My buddy, He Who Finds Stuff Where I’ve Already Looked, dug this deck of cards up at an estate sale. The box is pretty worn and the cards have been played a lot, but it’s still in fairly good shape. Judging from the Joker design, the deck was made by Cartamundi, which had a presence in Kingsport from 1996 to 2007.
Four books and a pamphlet about Kingsport: (l to r) Kingsport: A Romance of Industry, by Howard Long. 1928 (Sevier Press); the Rotary Club 1937 green book of Kingsport with forward by J. Fred Johnson; the Rotary Club 1946 blue book of Kingsport with forward by C.P. Edwards, Jr.; the Rotary Club 1951 beige book of Kingsport with forward by William F. Freehoff, Jr.; and The Early Years on Bays Mountain, by Muriel Millar Clark Spoden. 1975 (privately printed). Except for the pamphlet on Bays Mountain history, these books are quite similar, most taking their lead from the Long book. In my opinion, the best book about modern Kingsport’s history is Margaret Ripley Wolfe’s “Kingsport Tennessee A Planned American City” (1987, University of Kentucky Press), which I’ve commented on before.

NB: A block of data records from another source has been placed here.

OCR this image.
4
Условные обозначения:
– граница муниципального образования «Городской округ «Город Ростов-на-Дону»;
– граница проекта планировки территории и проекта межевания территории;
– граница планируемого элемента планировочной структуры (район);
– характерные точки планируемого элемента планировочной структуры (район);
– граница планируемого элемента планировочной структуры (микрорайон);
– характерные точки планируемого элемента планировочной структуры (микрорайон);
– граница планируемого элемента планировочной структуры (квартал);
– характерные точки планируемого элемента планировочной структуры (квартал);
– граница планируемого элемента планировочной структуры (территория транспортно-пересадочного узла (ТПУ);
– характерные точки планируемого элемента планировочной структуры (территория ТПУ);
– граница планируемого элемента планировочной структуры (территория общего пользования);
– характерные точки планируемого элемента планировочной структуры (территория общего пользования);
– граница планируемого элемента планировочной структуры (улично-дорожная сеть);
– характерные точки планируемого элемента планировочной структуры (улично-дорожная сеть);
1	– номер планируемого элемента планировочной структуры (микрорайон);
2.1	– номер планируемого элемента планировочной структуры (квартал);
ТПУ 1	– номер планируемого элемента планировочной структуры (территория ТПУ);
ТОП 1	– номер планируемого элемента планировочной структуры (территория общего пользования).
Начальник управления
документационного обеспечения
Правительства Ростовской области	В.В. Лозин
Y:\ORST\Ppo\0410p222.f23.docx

Here we are looking east down the 900 block of Watauga. It’s around 1934 or so. This is a T.J. Stephenson commissioned card printed by Tichnor Brothers. It appears a little faded, but it’s not. This was done before Tichnor introduced the embossing (linen pattern) roller into the printing process which supported more vivid colors.
In 1930, as the Nation slowly eased into the Great Depression, a group of Kingsport rainmakers gathered to form a new institution: Kingsport Federal Building and Savings Association (Wolfe, Margaret Ripley. Kingsport Tennessee A Planned American City. University of Kentucky Press 1987). The bank became Heritage Federal late in 1978 and folded its tents in 1995.
This was the location of Kingsport’s B. F. Goodrich store in the 1940s (it’s now Anchor Antiques). B. F. Goodrich was a very early company to put rubber on the road. When I was a kid, B. F. Goodrich was on the corner of New and Cherokee Streets, 324 Cherokee, the former home of Kroger. I bought my Schwinn bike there after my second-hand English bike rattled its last transmission.
I have posted before on the Downtowner Motor Inn but I recently ran across this matchbook listing the amenities of this place, corner of Center and Shelby Street. It went up in 1960 and lasted under various names (“Port o’ Kings”, “Motor Inn”, Kingsport Inn”) before being demolished in the early 90s
This rather shopworn ice scraper was issued sometime before 1995, when the North American Numbering System assigned the area code of 423 to parts of East Tennessee (Tennessee had originally been assigned 901 in 1947, then in 1954, 901 went to West Tennessee and the rest of us Volunteers had to make do with 615). Old 247 prefix was CIrcle-7.